С тех пор прошло почти двадцать лет; моя домашняя библиотека так умножилась, что, бывает, по ночам я слышу, как обваливаются полки в шкафу. Утром поправляю полки, заново расставляю тяжелые тома и вдруг начинаю тосковать по фанерному ящику с сургучной нашлепкой, по узкому выбору… Встанет перед глазами вечер, когда книжный голод гнал от заводской библиотеки в поселковую. Как рылся там до закрытия, а потом нес книгу за пазухой под шинелью, в предвкушении листания и чтения…
Николай Борисов. Сергий Радонежский. М., «Молодая гвардия», 2001, 298 стр. («Жизнь замечательных людей»).
Многолетний труд историка Николая Сергеевича Борисова прежде всего отличает удивительно достоверная интонация. Тон строгой учености и что-то северное в сдержанном благоговении.
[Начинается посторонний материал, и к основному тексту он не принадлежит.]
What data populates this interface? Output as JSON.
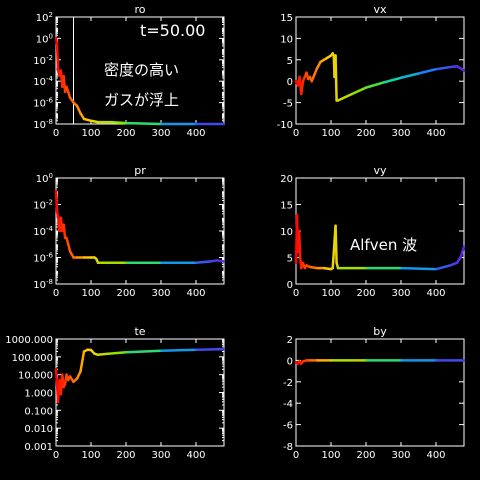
{
  "chart_data": [
    {
      "type": "line",
      "title": "ro",
      "log_scale_y": true,
      "xlim": [
        0,
        480
      ],
      "ylim": [
        1e-08,
        100
      ],
      "x_ticks": [
        "0",
        "100",
        "200",
        "300",
        "400"
      ],
      "y_ticks": [
        "10^-8",
        "10^-6",
        "10^-4",
        "10^-2",
        "10^0",
        "10^2"
      ],
      "series": [
        {
          "color_map": "rainbow",
          "x": [
            0,
            3,
            6,
            10,
            14,
            18,
            22,
            26,
            30,
            35,
            40,
            50,
            60,
            70,
            80,
            100,
            120,
            160,
            200,
            300,
            400,
            480
          ],
          "y": [
            1,
            0.3,
            0.001,
            0.0003,
            0.001,
            3e-05,
            0.0003,
            1e-05,
            3e-05,
            1e-05,
            3e-06,
            1e-06,
            5e-07,
            1e-07,
            3e-08,
            2e-08,
            1.5e-08,
            1.5e-08,
            1.2e-08,
            1e-08,
            1e-08,
            1e-08
          ]
        }
      ],
      "vline_x": 50,
      "annotations": [
        "t=50.00",
        "密度の高い",
        "ガスが浮上"
      ]
    },
    {
      "type": "line",
      "title": "vx",
      "xlim": [
        0,
        480
      ],
      "ylim": [
        -10,
        15
      ],
      "x_ticks": [
        "0",
        "100",
        "200",
        "300",
        "400"
      ],
      "y_ticks": [
        "-10",
        "-5",
        "0",
        "5",
        "10",
        "15"
      ],
      "series": [
        {
          "color_map": "rainbow",
          "x": [
            0,
            5,
            10,
            15,
            20,
            25,
            30,
            35,
            40,
            45,
            50,
            60,
            70,
            80,
            90,
            100,
            105,
            108,
            110,
            113,
            116,
            120,
            160,
            200,
            250,
            300,
            350,
            400,
            440,
            460,
            470,
            480
          ],
          "y": [
            0,
            -1,
            1,
            -3,
            0,
            1,
            2,
            0.5,
            1,
            0,
            1,
            3,
            4.5,
            5,
            5.5,
            6,
            6.5,
            6,
            1,
            6,
            -4.5,
            -4.5,
            -3,
            -1.5,
            -0.3,
            0.8,
            1.8,
            2.8,
            3.3,
            3.5,
            3,
            2.5
          ]
        }
      ]
    },
    {
      "type": "line",
      "title": "pr",
      "log_scale_y": true,
      "xlim": [
        0,
        480
      ],
      "ylim": [
        1e-08,
        1
      ],
      "x_ticks": [
        "0",
        "100",
        "200",
        "300",
        "400"
      ],
      "y_ticks": [
        "10^-8",
        "10^-6",
        "10^-4",
        "10^-2",
        "10^0"
      ],
      "series": [
        {
          "color_map": "rainbow",
          "x": [
            0,
            3,
            6,
            10,
            14,
            18,
            22,
            26,
            30,
            35,
            40,
            50,
            60,
            80,
            100,
            110,
            115,
            120,
            200,
            300,
            400,
            440,
            460,
            480
          ],
          "y": [
            0.1,
            0.003,
            0.001,
            0.0001,
            0.001,
            0.0001,
            0.0003,
            3e-05,
            3e-05,
            1e-05,
            3e-06,
            1e-06,
            1e-06,
            1e-06,
            1e-06,
            1e-06,
            8e-07,
            4e-07,
            4e-07,
            4e-07,
            4e-07,
            5e-07,
            6e-07,
            5e-07
          ]
        }
      ]
    },
    {
      "type": "line",
      "title": "vy",
      "xlim": [
        0,
        480
      ],
      "ylim": [
        0,
        20
      ],
      "x_ticks": [
        "0",
        "100",
        "200",
        "300",
        "400"
      ],
      "y_ticks": [
        "0",
        "5",
        "10",
        "15",
        "20"
      ],
      "series": [
        {
          "color_map": "rainbow",
          "x": [
            0,
            3,
            6,
            9,
            12,
            15,
            20,
            25,
            30,
            40,
            60,
            80,
            100,
            105,
            110,
            113,
            116,
            120,
            200,
            300,
            400,
            440,
            460,
            470,
            480
          ],
          "y": [
            4,
            13,
            6,
            10,
            5,
            3,
            4,
            3,
            3.5,
            3.2,
            3,
            3,
            2.8,
            3,
            8,
            11,
            4,
            3,
            3,
            3,
            2.8,
            3.5,
            4,
            5,
            7
          ]
        }
      ],
      "annotations": [
        "Alfven 波"
      ]
    },
    {
      "type": "line",
      "title": "te",
      "log_scale_y": true,
      "xlim": [
        0,
        480
      ],
      "ylim": [
        0.001,
        1000
      ],
      "x_ticks": [
        "0",
        "100",
        "200",
        "300",
        "400"
      ],
      "y_ticks": [
        "0.001",
        "0.010",
        "0.100",
        "1.000",
        "10.000",
        "100.000",
        "1000.000"
      ],
      "series": [
        {
          "color_map": "rainbow",
          "x": [
            0,
            3,
            6,
            10,
            14,
            18,
            22,
            26,
            30,
            35,
            40,
            50,
            60,
            70,
            80,
            90,
            100,
            110,
            120,
            150,
            200,
            300,
            400,
            480
          ],
          "y": [
            20,
            3,
            0.3,
            5,
            0.8,
            10,
            2,
            3,
            10,
            5,
            8,
            4,
            6,
            15,
            200,
            250,
            240,
            150,
            130,
            150,
            180,
            220,
            250,
            270
          ]
        }
      ]
    },
    {
      "type": "line",
      "title": "by",
      "xlim": [
        0,
        480
      ],
      "ylim": [
        -8,
        2
      ],
      "x_ticks": [
        "0",
        "100",
        "200",
        "300",
        "400"
      ],
      "y_ticks": [
        "-8",
        "-6",
        "-4",
        "-2",
        "0",
        "2"
      ],
      "series": [
        {
          "color_map": "rainbow",
          "x": [
            0,
            5,
            10,
            15,
            20,
            30,
            40,
            60,
            100,
            200,
            300,
            400,
            480
          ],
          "y": [
            -0.2,
            -0.3,
            -0.1,
            -0.3,
            -0.1,
            0,
            0,
            0,
            0,
            0,
            0,
            0,
            0
          ]
        }
      ]
    }
  ]
}
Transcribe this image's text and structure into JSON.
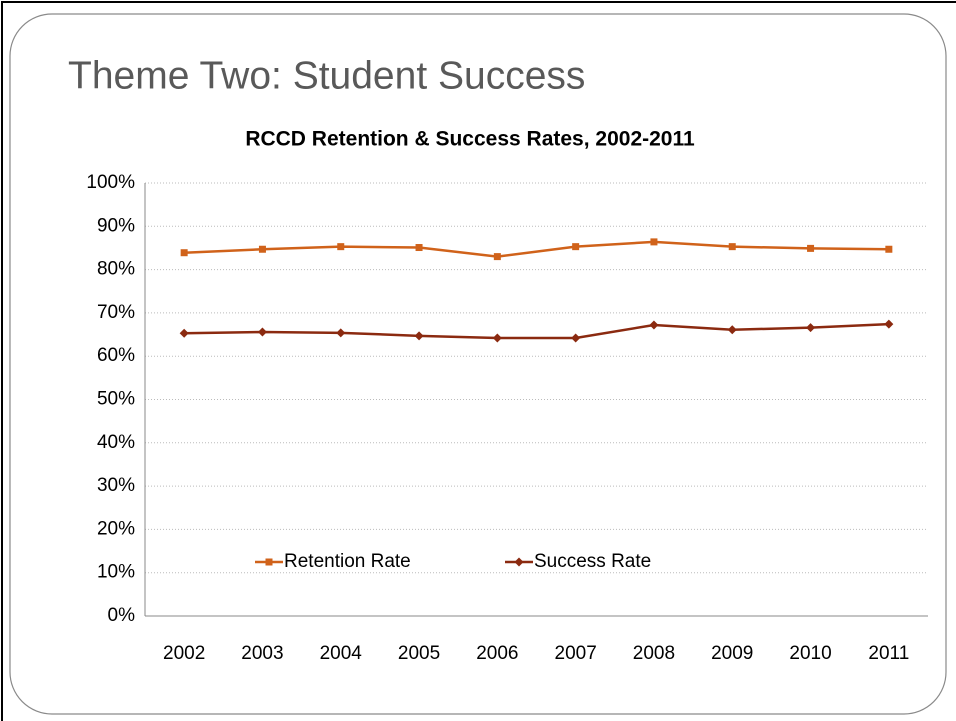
{
  "heading": "Theme Two: Student Success",
  "chart_data": {
    "type": "line",
    "title": "RCCD Retention & Success Rates, 2002-2011",
    "categories": [
      "2002",
      "2003",
      "2004",
      "2005",
      "2006",
      "2007",
      "2008",
      "2009",
      "2010",
      "2011"
    ],
    "series": [
      {
        "name": "Retention Rate",
        "color": "#d0621a",
        "marker": "square",
        "values": [
          83.9,
          84.7,
          85.3,
          85.1,
          83.0,
          85.3,
          86.4,
          85.3,
          84.9,
          84.7
        ]
      },
      {
        "name": "Success Rate",
        "color": "#8b2a10",
        "marker": "diamond",
        "values": [
          65.3,
          65.6,
          65.4,
          64.7,
          64.2,
          64.2,
          67.2,
          66.1,
          66.6,
          67.4
        ]
      }
    ],
    "ylim": [
      0,
      100
    ],
    "yticks": [
      {
        "value": 0,
        "label": "0%"
      },
      {
        "value": 10,
        "label": "10%"
      },
      {
        "value": 20,
        "label": "20%"
      },
      {
        "value": 30,
        "label": "30%"
      },
      {
        "value": 40,
        "label": "40%"
      },
      {
        "value": 50,
        "label": "50%"
      },
      {
        "value": 60,
        "label": "60%"
      },
      {
        "value": 70,
        "label": "70%"
      },
      {
        "value": 80,
        "label": "80%"
      },
      {
        "value": 90,
        "label": "90%"
      },
      {
        "value": 100,
        "label": "100%"
      }
    ],
    "grid": true,
    "legend": "lower left"
  }
}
Никакой вычурности слога, никаких ярких красок и пафоса. Редкое соответствие древней традиции обращения со словом: «…назначая меру… Если что узнал от другого, не скрывать сего… но с признательностью объявлять, кто отец слова…» Ссылки на предшественников (Е. Е. Голубинского, В. О. Ключевского, Б. К. Зайцева…) всегда глубоко уважительны. Полемика с современными исследователями отнесена в комментарии. Подробнейшая библиография. Уточненная с учетом современных данных хроника жизни преподобного Сергия. Приложение, куда вошли письма Василия Великого с рассуждениями об иночестве, послания митрополита Киприана.
С полной трезвостью и ясной грустью автор пишет в предисловии, что никакого религиозного ренессанса в России нет. Он просит нас различать видимость и сущность. «Иконами и церковными книжками торгуют теперь на каждом углу… Однако… мы ненамного приблизились к Сергию за счет устранения чисто формальных препятствий на этом пути. Скорее напротив. Всеобщее ожесточение, равнодушие к страданиям и смерти, царящие повсюду, явно свидетельствуют о том, что мы по сути нашей жизни все дальше и дальше уходим от заветов преподобного…»
Этот не укладывающийся в голове, пугающий контраст между восстановленным отчасти благолепием храмов, их дивной жизнью, устремляющей тысячи людей к горнему, и окружающей низостью, хамством, грязью, — этот контраст заметен повсюду, и мы к нему даже привыкли. Но когда попадаешь в Сергиев Посад, этот контраст становится почти невыносимым. Стоит выйти из монастырских стен и сделать несколько шагов по городу, как пьяная брань и разухабистая музыка из пивнушек вернет тебя на землю. И здесь, на Маковце, это ранит особенно больно.
Из книги Н. А. Борисова узнал, что все свои путешествия преподобный Сергий совершал пешком. (Оказывается, Василий Великий предписывал инокам при всех обстоятельствах не садиться на коня.) С черемуховым посохом в руках и котомкой за плечами он ходил не только в Переяславль и Серпухов, но и в далекий Нижний Новгород! В эпидемию чумы, через разбойничьи леса… Представить трудно. Но, читая о Преподобном, воображение в какие-то минуты проясняется до той детскости, что была неизменным свойством последнего северного сказителя Бориса Викторовича Шергина.
«…Исчезнет завеса веков, и мы, возжелавшие увидеть, как игумен Радонежский ронит лес на строение обители, как он шьет обутку на братию и как спешит по московской дороге… Все это мы увидим несомненно и реально. Таинственно и непостижимо, но совершенно реально станут ноги наши на земле Радонежа, на холме Маковца. Твои уши услышат стук топора в дремучей дебри. Ты пойдешь по тропиночке и сквозь дерева увидишь белеющие срубы избушечек-келий…»
Ежегодник рукописного отдела Пушкинского дома на 1997 год. СПб., «Дмитрий Буланин», 2002, 486 стр.
Пушкинский дом представляет в этом ежегоднике сразу восемь новых публикаций. Среди них я повстречался с самой интересной для меня — с дневником 1945 года, принадлежащим Б. В. Шергину (публикация И. А. Красновой).
Полуслепой, тихий, белый от седины Борис Викторович Шергин казался современникам монахом, выпавшим из XVII века и чудом уцелевшим. Его кельей была комната в полуподвале старого дома в центре Москвы. Он видел в окошко только ноги прохожих, кусочек стены соседнего дома и лоскуток неба над крышами.